Re: psychedelics & psychosis risk, see Krebs & Johansen 2013, a study of National Survey on Drug Use and Health data (n = 130,152) which found:
21,967 respondents (13.4% weighted) reported lifetime psychedelic use. There were no significant associations between lifetime use of any psychedelics, lifetime use of specific psychedelics (LSD, psilocybin, mescaline, peyote), or past year use of LSD and increased rate of any of the mental health outcomes.
Rather, in several cases psychedelic use was associated with lower rate of mental health problems.
Unfortunately, it’s not a randomized, forward-looking trial. I personally give high-quality retrospective survey research like this some weight when thinking through the risks associated with psychedelics. (And more research is needed, as always.)

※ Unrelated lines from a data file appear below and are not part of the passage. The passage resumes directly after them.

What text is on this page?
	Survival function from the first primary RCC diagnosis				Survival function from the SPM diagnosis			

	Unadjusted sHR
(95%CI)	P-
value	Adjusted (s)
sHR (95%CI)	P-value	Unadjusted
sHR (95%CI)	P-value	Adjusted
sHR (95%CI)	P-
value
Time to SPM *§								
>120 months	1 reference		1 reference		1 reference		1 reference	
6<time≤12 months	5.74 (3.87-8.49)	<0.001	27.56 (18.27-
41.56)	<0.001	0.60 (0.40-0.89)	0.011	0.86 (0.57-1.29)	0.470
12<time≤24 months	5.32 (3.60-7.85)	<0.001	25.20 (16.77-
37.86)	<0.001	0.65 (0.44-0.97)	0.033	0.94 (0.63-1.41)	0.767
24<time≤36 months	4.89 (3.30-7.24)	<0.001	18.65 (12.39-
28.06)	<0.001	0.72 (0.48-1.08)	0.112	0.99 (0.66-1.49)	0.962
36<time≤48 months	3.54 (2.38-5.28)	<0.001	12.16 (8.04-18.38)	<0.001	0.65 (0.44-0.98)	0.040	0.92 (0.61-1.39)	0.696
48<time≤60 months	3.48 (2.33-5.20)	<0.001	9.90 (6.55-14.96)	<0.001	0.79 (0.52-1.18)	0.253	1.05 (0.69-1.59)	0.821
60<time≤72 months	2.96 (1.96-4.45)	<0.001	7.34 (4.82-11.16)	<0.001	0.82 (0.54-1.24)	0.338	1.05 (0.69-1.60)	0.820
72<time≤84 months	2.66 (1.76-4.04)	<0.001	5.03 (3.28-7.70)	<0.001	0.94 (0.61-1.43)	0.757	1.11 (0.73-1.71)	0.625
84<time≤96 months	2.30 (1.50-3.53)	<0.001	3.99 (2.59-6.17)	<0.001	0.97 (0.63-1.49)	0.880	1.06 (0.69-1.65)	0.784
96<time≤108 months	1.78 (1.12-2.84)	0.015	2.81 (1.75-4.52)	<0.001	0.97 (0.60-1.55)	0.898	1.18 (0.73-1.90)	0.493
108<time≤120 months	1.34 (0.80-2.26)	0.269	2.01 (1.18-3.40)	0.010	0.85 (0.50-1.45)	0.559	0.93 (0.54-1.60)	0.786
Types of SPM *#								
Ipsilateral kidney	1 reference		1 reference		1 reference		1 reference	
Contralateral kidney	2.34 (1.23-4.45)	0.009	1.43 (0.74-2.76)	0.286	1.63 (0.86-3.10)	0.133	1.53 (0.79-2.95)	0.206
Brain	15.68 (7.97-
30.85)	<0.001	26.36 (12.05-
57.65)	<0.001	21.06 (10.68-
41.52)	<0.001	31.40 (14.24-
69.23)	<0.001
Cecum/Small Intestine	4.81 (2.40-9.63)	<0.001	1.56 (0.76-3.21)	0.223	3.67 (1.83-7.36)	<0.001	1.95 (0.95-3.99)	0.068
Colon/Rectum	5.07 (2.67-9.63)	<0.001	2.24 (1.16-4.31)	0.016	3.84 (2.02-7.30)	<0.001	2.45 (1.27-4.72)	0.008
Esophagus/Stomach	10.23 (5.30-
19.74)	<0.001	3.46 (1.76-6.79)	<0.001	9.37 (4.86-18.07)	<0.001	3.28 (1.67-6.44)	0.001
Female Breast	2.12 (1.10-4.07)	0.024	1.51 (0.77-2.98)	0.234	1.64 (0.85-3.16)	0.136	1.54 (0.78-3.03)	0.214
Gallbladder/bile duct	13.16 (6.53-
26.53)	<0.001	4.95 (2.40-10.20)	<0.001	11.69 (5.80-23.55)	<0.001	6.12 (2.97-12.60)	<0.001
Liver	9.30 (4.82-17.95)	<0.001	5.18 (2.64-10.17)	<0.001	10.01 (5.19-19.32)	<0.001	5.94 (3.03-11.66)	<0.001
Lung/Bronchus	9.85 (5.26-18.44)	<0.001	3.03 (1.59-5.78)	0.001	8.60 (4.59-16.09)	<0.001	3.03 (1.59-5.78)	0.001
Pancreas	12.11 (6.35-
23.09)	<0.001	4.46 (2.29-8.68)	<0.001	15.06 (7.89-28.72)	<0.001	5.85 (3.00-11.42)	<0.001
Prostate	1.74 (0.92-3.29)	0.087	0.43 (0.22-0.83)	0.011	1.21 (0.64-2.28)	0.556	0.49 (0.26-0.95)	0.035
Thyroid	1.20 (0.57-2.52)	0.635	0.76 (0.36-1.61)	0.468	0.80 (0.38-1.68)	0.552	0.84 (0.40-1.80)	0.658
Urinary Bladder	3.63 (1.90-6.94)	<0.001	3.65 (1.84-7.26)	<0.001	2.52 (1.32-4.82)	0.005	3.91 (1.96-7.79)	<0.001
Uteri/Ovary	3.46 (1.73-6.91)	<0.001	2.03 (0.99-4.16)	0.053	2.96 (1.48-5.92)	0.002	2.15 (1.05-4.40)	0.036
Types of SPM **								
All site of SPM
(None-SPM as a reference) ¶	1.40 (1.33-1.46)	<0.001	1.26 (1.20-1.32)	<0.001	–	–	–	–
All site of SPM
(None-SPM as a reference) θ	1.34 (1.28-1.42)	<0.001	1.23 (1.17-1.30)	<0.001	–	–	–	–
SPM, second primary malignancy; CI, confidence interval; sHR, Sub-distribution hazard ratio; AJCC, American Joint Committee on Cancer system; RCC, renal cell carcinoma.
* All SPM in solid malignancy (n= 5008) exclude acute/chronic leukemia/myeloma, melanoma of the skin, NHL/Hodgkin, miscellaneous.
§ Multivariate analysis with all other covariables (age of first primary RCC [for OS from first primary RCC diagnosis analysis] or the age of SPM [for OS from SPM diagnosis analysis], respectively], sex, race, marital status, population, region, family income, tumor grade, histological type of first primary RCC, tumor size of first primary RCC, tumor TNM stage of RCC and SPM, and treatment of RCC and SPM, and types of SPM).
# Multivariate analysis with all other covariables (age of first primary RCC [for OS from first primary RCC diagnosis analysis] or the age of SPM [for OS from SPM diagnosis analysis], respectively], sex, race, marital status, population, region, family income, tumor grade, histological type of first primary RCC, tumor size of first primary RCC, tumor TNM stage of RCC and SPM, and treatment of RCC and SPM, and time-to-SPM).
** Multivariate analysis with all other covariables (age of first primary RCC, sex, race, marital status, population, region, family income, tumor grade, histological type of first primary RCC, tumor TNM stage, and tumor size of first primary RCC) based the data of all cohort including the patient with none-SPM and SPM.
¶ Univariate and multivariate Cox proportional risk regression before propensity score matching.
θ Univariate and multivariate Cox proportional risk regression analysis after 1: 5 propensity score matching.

See also Krebs & Johansen 2015 for similar results with a different data set:
Using a new data set consisting of 135,095 randomly selected United States adults, including 19,299 psychedelic users, we examine the associations between psychedelic use and mental health. After adjusting for sociodemographics, other drug use and childhood depression, we found no significant associations between lifetime use of psychedelics and increased likelihood of past year serious psychological distress, mental health treatment, suicidal thoughts, suicidal plans and suicide attempt, depression and anxiety. We failed to find evidence that psychedelic use is an independent risk factor for mental health problems.